Pete scoffed at that and replied, "Heck, the reason all those bears are coming down out of the hills is those wind towers. They can't get any peace with all the noise from the turbines and them protesters always trompin around.
"Hey speakin of wind towers how about that hoax that had a photo of wind towers on Lake Champlain. Sure got them tree huggin, high top sneaker wearin, tofu eatin people in the socialist republic of Burlington upset. They like towers on our mountains in the Kindgdom but don't want their view of the lake spoiled.
"You met Joe Bertolino the new LSC president yet? He pops up everwhere, even stopped by here to introduce himself. Nice guy even if he is a flatlander.
"Speakin about colleges, how about them knuckleheads at the University of Tennessee who give each other alcohol enemas. What a waste of good booze. And it sounds like it can kill you.
"I'll bet them students on Vail Hill are smarter than that.
"Talk about dumb ideas, what about that faux pas Public Safety Commissioner Flynn and Motor Vehicles Commissioner Ide made last July. The two local men got a bit ahead of the Governor with their no tolerance speed enforcement announcement. They got slapped on their hands by Governor Shumlin who called the proposed level of enforcement 'idiotic' and 'irrational exuberance.'"
Taking another long swig, Pete Paused and then spat out, "Dumb ideas, why that's about all is comin out of St. J under the rule of the Rusty Troika. Things ain't much better over in Dalton.
"Then down in Bradford you got them water board boneheads doin their best to keep the public in the dark. They eliminated fluoride from the water supply in the spring and never told anyone, only fessin up after a local doc found out and challenged em. Then they tried to avoid lettin the voters decide.
"They ain't too bright at times down in Concord either. They's considerin sellin namin opportunities for state properties.
"What da ya think it is worth to rename Mt. Washington? Bethlehem has Mt. Casella, but I bet the company would rather have its name on the highest mountain in the northeast."
As 2012 was an election year, I asked Pete what he thought about the various outcomes. He surprised me by starting off talking about Quebec.
"Don't think I will be crossin the border much in the near future. PQ leader Pauline Marios was elected premier and surely made me and my friends in the Eastern Townships nervous. If she manages to put in place many of the things she promised durin the campaign, we anglophones will not be overly welcome in Quebec."

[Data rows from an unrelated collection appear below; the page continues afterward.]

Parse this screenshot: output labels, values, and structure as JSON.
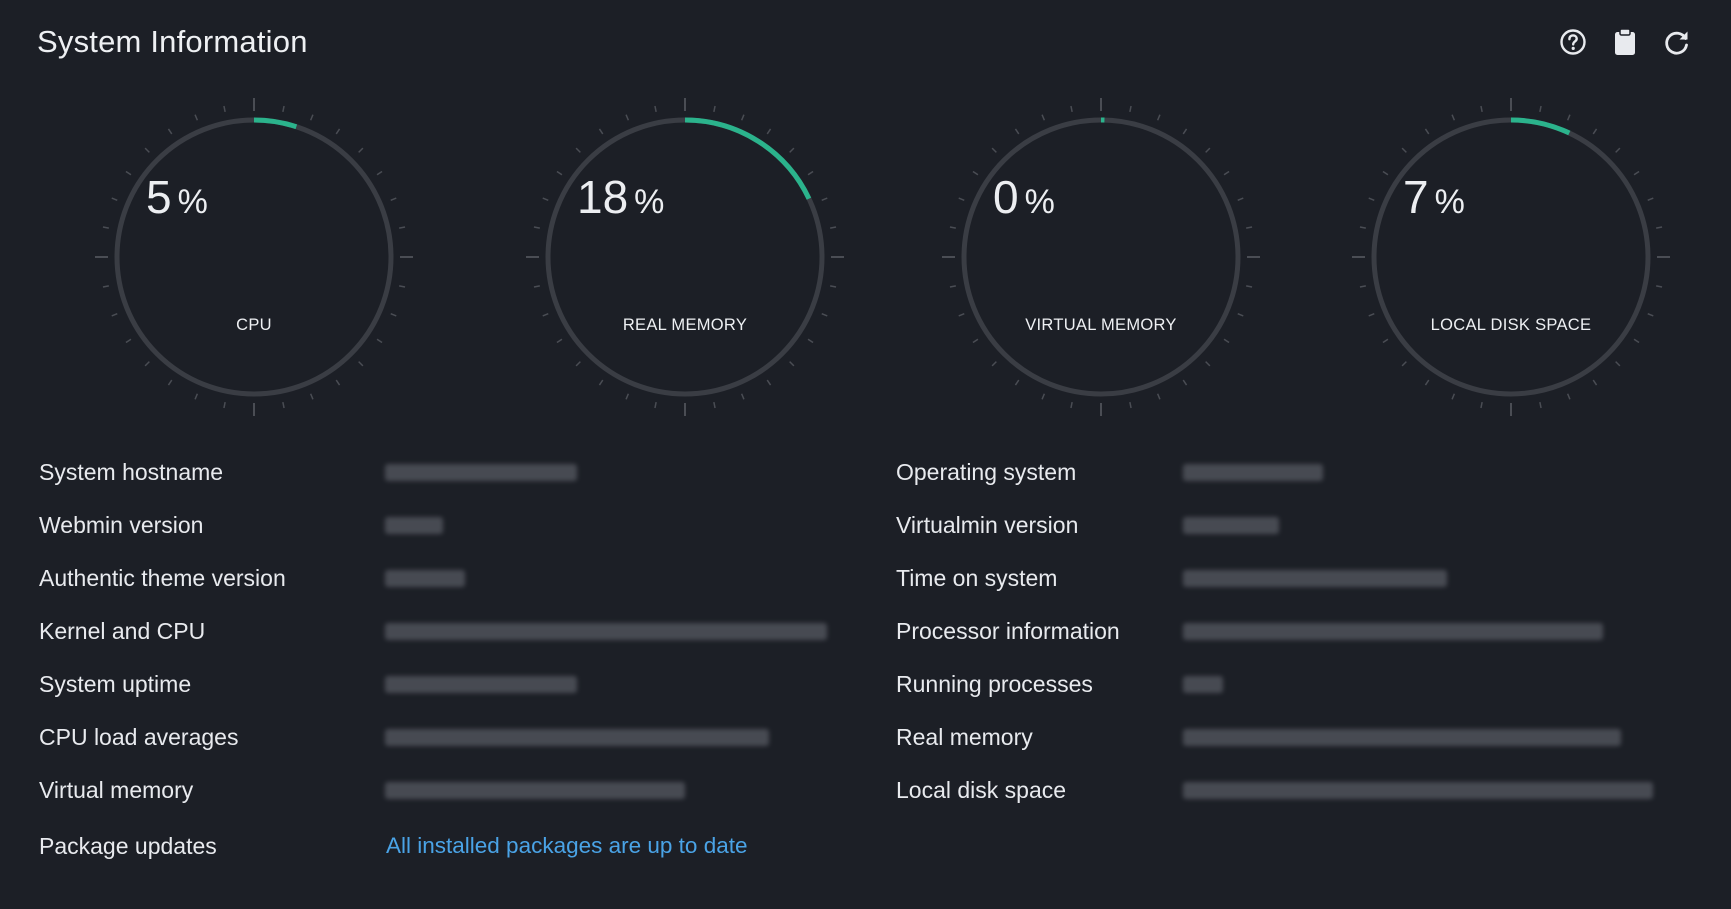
{
  "header": {
    "title": "System Information",
    "help_icon": "question-circle-icon",
    "copy_icon": "clipboard-icon",
    "refresh_icon": "refresh-icon"
  },
  "colors": {
    "background": "#1c1f26",
    "gauge_track": "#3a3d44",
    "gauge_fill": "#2bb38c",
    "link": "#4aa3e6"
  },
  "gauges": [
    {
      "value": "5",
      "unit": "%",
      "label": "CPU",
      "percent": 5
    },
    {
      "value": "18",
      "unit": "%",
      "label": "REAL MEMORY",
      "percent": 18
    },
    {
      "value": "0",
      "unit": "%",
      "label": "VIRTUAL MEMORY",
      "percent": 0
    },
    {
      "value": "7",
      "unit": "%",
      "label": "LOCAL DISK SPACE",
      "percent": 7
    }
  ],
  "info_left": [
    {
      "label": "System hostname"
    },
    {
      "label": "Webmin version"
    },
    {
      "label": "Authentic theme version"
    },
    {
      "label": "Kernel and CPU"
    },
    {
      "label": "System uptime"
    },
    {
      "label": "CPU load averages"
    },
    {
      "label": "Virtual memory"
    },
    {
      "label": "Package updates",
      "link": "All installed packages are up to date"
    }
  ],
  "info_right": [
    {
      "label": "Operating system"
    },
    {
      "label": "Virtualmin version"
    },
    {
      "label": "Time on system"
    },
    {
      "label": "Processor information"
    },
    {
      "label": "Running processes"
    },
    {
      "label": "Real memory"
    },
    {
      "label": "Local disk space"
    }
  ]
}
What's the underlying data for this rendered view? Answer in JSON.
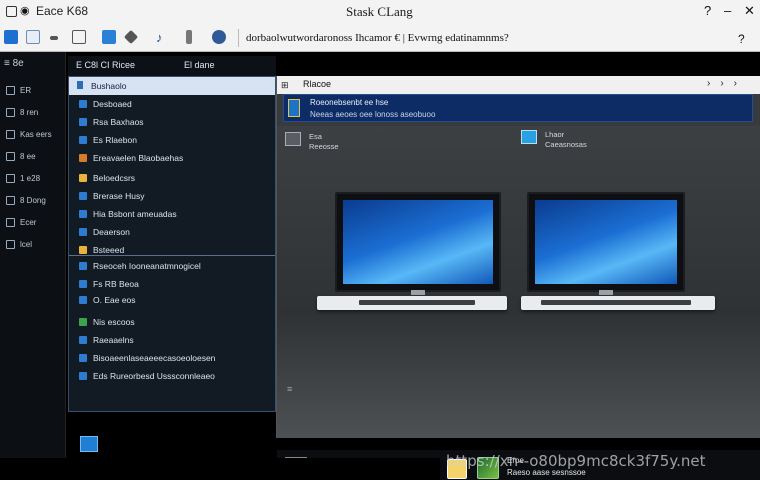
{
  "titlebar": {
    "app_title": "Eace K68",
    "window_title": "Stask CLang",
    "address": "dorbaolwutwordaronoss Ihcamor € | Evwrng edatinamnms?",
    "controls": [
      "?",
      "–",
      "✕"
    ],
    "find": "?"
  },
  "rail": {
    "top": "≡    8e",
    "items": [
      "ER",
      "8 ren",
      "Kas eers",
      "8 ee",
      "1 e28",
      "8 Dong",
      "Ecer",
      "lcel"
    ]
  },
  "nav": {
    "header_a": "E C8l CI Ricee",
    "header_b": "El dane",
    "items": [
      "Bushaolo",
      "Desboaed",
      "Rsa Baxhaos",
      "Es Rlaebon",
      "Ereavaelen Blaobaehas",
      "Beloedcsrs",
      "Brerase Husy",
      "Hia Bsbont ameuadas",
      "Deaerson",
      "Bsteeed",
      "Rseoceh Iooneanatmnogicel",
      "Fs RB Beoa",
      "O. Eae eos",
      "Nis escoos",
      "Raeaaelns",
      "Bisoaeenlaseaeeecasoeoloesen",
      "Eds Rureorbesd Usssconnleaeo"
    ]
  },
  "mainwin": {
    "title": "Rlacoe",
    "header_line1": "Roeonebsenbt ee hse",
    "header_line2": "Neeas aeoes oee lonoss aseobuoo",
    "file_a": [
      "Esa",
      "Reeosse"
    ],
    "file_b": [
      "Lhaor",
      "Caeasnosas"
    ],
    "taskbar_label": [
      "Eroe",
      "Raeso aase sesnssoe"
    ],
    "taskbar_selected": "30"
  },
  "colors": {
    "accent_blue": "#1e74c2",
    "header_navy": "#0d2c66",
    "nav_bg": "#121a24"
  },
  "watermark": "https://xn--o80bp9mc8ck3f75y.net"
}
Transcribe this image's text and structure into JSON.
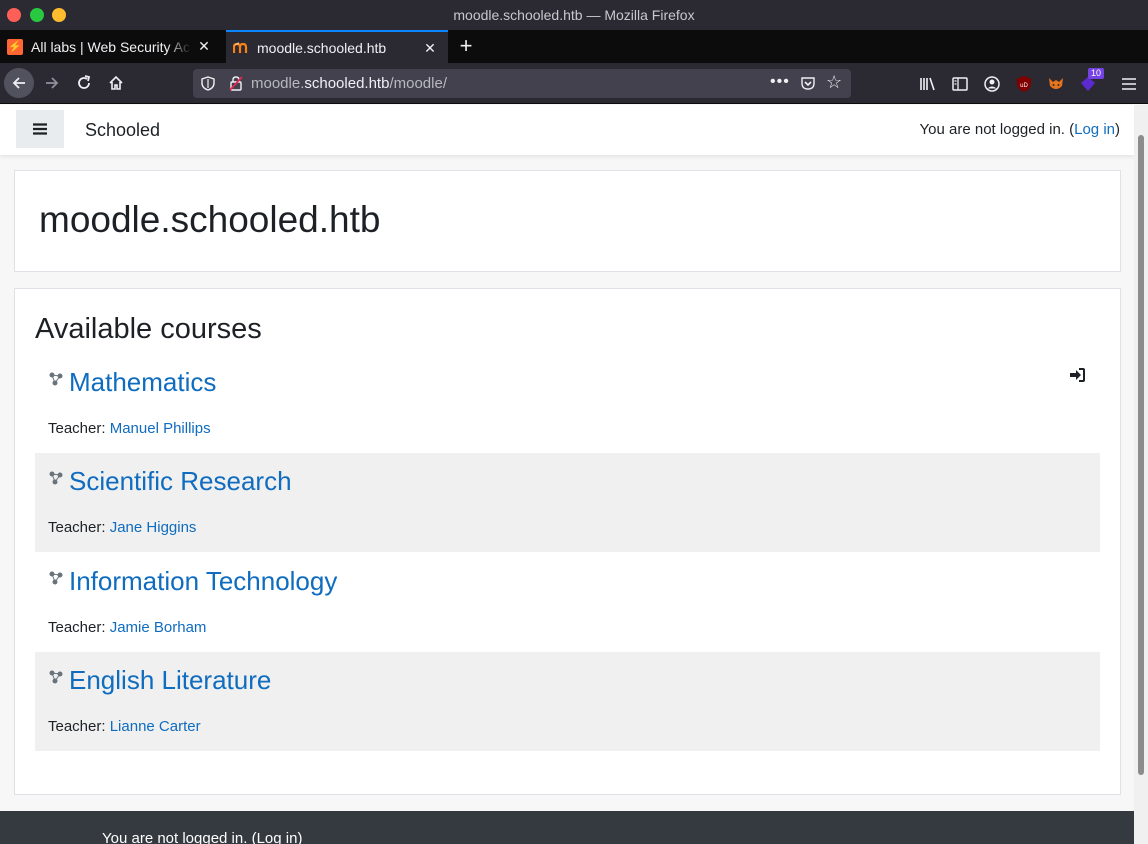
{
  "window": {
    "title": "moodle.schooled.htb — Mozilla Firefox"
  },
  "tabs": [
    {
      "label": "All labs | Web Security Academy",
      "favicon": "web-security-academy-icon"
    },
    {
      "label": "moodle.schooled.htb",
      "favicon": "moodle-icon",
      "active": true
    }
  ],
  "urlbar": {
    "host": "moodle.schooled.htb",
    "prefix": "moodle.",
    "domain": "schooled.htb",
    "path": "/moodle/"
  },
  "toolbar": {
    "extension_badge": "10"
  },
  "moodle_nav": {
    "site_name": "Schooled",
    "login_prefix": "You are not logged in. (",
    "login_link": "Log in",
    "login_suffix": ")"
  },
  "header": {
    "title": "moodle.schooled.htb"
  },
  "courses_section": {
    "title": "Available courses",
    "teacher_label": "Teacher: ",
    "courses": [
      {
        "name": "Mathematics",
        "teacher": "Manuel Phillips"
      },
      {
        "name": "Scientific Research",
        "teacher": "Jane Higgins"
      },
      {
        "name": "Information Technology",
        "teacher": "Jamie Borham"
      },
      {
        "name": "English Literature",
        "teacher": "Lianne Carter"
      }
    ]
  },
  "footer": {
    "login_prefix": "You are not logged in. (",
    "login_link": "Log in",
    "login_suffix": ")"
  },
  "colors": {
    "link": "#0f6cbf",
    "footer_bg": "#343a40",
    "browser_chrome": "#2b2a33"
  }
}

"Could you believe it? New England gave no electoral vote to Mitt Romney, the former Massachusetts governor with a summer home in New Hampshire.
"Republicans took a real drubbin. All U.S. House members from the six New England states are now Democrats. New England now has only two Republican senators and only one Republican governor.
"New Hampshire Democrats trounced the Republicans as voters threw out 75 incumbent house members. They elected Democrat Maggie Hassan as governor and two Democrats as congressman and one as senator.
"Our own Vince Illuzzi was defeated in his run for statewide office. Maybe he shoulda stayed in the Senate. Oh well, at least he won't starve now that he is a lobbyist over in Montpeculiar."
I agreed that the Republicans did not have much to be grateful for.
Gary Moore, of Bradford, is an outdoors columnist for The Record.